Faule Ausreden der Briten
Zunächst fand sich kein Gegner für die „America“: Die britischen Gentlemen mochten nicht gegen dieses Schiff antreten. Schon bei der Ankunft vor Cowes war es seinem Empfangskomitee davon gesegelt. Auch als die Amerikaner ein Preisgeld von 10.000 Pfund auslobten, passierte nichts. Faule Ausrede der Briten: Die „America“ gehöre keinem einzelnen Gentleman, sondern einem Syndikat.
Erst als die angesehene Londoner „Times“ den Mut ihrer Landsleute anzweifelte, erklärte man sich bereit, die „America“ beim Club-Rennen um den 100 Guineas Cup der Königin mitsegeln zu lassen. „America“ startete als Letzte nach 14 britischen Yachten.
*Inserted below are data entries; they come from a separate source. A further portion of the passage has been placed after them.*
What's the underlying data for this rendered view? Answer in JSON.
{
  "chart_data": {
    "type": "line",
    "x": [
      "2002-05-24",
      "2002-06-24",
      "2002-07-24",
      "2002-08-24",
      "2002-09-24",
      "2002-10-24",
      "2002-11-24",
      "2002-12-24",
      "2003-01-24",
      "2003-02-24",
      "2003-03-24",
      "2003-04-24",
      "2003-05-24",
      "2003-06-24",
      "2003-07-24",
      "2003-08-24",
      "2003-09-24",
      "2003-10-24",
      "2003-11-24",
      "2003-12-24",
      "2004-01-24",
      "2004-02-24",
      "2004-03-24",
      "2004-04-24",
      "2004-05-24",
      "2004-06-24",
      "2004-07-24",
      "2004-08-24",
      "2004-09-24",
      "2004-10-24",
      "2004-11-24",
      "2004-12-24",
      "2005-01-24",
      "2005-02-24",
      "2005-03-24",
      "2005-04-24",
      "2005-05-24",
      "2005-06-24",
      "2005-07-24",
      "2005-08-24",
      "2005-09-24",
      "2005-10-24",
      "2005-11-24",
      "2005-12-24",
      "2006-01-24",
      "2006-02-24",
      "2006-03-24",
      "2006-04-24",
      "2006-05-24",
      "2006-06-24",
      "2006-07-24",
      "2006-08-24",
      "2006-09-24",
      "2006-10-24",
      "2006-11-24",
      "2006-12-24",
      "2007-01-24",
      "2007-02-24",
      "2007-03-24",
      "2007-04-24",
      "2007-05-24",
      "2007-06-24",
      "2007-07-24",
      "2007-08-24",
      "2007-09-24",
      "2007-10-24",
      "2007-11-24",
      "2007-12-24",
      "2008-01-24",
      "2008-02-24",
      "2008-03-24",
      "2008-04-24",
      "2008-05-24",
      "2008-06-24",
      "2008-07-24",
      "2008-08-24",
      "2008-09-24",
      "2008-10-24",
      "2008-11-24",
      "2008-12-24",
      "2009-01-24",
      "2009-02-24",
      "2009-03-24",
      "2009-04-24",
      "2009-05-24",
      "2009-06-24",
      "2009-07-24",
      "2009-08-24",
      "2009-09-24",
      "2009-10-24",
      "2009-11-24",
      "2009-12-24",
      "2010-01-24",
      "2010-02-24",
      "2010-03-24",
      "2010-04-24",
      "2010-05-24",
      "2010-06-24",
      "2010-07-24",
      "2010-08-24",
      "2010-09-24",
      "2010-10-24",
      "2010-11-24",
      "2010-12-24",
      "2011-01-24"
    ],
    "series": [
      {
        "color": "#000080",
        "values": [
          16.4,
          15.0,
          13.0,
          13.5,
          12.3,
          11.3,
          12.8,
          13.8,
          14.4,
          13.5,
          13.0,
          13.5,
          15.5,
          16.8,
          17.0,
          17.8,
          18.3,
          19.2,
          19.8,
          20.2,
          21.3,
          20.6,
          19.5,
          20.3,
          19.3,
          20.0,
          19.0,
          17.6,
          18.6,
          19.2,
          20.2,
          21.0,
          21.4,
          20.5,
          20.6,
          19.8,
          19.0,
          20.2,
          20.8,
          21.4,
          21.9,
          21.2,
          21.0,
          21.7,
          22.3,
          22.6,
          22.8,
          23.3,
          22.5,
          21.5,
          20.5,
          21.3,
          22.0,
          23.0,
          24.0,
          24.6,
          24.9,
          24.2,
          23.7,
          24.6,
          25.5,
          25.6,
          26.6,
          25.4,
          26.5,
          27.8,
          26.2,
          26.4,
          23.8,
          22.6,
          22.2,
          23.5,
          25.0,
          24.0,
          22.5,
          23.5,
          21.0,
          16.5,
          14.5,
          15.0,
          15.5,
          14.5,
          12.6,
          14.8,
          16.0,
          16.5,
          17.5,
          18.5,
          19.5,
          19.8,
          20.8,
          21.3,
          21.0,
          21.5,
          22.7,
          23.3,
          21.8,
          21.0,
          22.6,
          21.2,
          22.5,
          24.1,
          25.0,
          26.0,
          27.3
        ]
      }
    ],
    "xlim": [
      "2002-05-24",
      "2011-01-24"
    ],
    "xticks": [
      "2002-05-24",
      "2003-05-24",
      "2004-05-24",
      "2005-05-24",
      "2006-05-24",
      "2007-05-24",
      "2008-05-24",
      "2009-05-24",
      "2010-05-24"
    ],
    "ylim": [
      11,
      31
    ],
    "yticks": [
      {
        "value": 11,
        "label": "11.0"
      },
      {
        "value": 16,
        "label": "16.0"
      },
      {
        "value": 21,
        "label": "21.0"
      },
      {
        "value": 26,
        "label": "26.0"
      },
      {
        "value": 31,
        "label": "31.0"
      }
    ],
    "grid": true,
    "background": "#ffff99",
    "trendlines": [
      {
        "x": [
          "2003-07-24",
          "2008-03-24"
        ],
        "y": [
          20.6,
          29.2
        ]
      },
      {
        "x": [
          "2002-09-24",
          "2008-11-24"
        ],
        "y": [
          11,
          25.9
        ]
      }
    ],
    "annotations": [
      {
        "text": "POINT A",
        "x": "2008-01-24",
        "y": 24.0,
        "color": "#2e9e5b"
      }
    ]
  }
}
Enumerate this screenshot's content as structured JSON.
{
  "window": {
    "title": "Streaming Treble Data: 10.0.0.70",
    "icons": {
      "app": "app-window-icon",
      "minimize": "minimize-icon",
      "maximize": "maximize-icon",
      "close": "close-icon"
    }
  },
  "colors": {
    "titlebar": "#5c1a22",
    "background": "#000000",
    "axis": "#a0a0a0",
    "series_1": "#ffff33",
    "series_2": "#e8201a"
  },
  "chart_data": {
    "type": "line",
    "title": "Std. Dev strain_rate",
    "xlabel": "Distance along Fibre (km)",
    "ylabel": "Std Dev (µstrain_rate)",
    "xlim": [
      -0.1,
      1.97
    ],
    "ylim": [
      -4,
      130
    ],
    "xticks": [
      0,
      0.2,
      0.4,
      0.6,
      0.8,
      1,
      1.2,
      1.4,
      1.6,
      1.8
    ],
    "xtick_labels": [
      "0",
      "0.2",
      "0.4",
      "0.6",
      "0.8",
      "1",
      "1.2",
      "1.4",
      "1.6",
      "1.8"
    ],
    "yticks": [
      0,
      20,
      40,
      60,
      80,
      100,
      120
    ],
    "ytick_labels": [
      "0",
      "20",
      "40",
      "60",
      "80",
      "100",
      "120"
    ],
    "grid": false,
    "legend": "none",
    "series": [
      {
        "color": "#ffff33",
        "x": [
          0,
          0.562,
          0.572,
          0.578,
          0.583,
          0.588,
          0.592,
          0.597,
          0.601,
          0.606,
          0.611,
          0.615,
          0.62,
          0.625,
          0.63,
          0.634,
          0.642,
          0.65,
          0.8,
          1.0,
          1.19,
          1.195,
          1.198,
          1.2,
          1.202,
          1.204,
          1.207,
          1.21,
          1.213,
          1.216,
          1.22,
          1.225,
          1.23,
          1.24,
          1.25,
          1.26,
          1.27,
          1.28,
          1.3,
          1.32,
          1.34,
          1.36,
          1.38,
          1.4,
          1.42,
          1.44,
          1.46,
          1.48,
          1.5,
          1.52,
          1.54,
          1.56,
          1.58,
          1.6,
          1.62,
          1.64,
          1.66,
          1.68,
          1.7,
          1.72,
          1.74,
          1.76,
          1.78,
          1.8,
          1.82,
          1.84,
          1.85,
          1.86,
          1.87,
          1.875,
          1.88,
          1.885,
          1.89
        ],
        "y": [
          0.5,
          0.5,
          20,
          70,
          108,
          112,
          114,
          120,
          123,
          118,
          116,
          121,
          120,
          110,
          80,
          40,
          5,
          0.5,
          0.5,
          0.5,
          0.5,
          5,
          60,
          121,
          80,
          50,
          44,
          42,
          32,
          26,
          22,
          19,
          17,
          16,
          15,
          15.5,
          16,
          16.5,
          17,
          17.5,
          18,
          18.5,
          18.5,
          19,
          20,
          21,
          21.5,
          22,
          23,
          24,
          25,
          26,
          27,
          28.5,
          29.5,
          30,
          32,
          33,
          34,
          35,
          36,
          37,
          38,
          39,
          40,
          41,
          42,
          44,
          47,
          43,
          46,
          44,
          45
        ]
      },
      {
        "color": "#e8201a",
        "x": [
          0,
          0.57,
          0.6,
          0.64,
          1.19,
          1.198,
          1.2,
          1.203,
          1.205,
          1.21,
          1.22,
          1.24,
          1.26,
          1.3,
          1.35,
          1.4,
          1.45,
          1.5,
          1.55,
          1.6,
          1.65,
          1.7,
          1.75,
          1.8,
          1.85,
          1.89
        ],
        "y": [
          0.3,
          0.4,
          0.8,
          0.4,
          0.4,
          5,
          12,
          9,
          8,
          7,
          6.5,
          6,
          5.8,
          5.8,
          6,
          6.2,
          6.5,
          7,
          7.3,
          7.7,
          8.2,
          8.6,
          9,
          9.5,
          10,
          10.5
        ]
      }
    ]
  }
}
Doch nach der Häfte der 58 Meilen hatte sie das Feld bereits zweieinhalb Meilen hinter sich – und siegte komfortabel mit 24 Minuten Vorsprung (andere Quellen sprechen von acht Minuten) vor der britischen „Aurora“.

Die prominente Zuschauerin Queen Victoria soll an Bord ihrer Yacht einen Offizier gefragt haben, wer denn Zweiter sei – worauf der Mann entgegnete: „Es gibt keinen Zweiten, Madam.“ Aber diese Andekdote ist vermutlich zu schön, um wahr zu sein.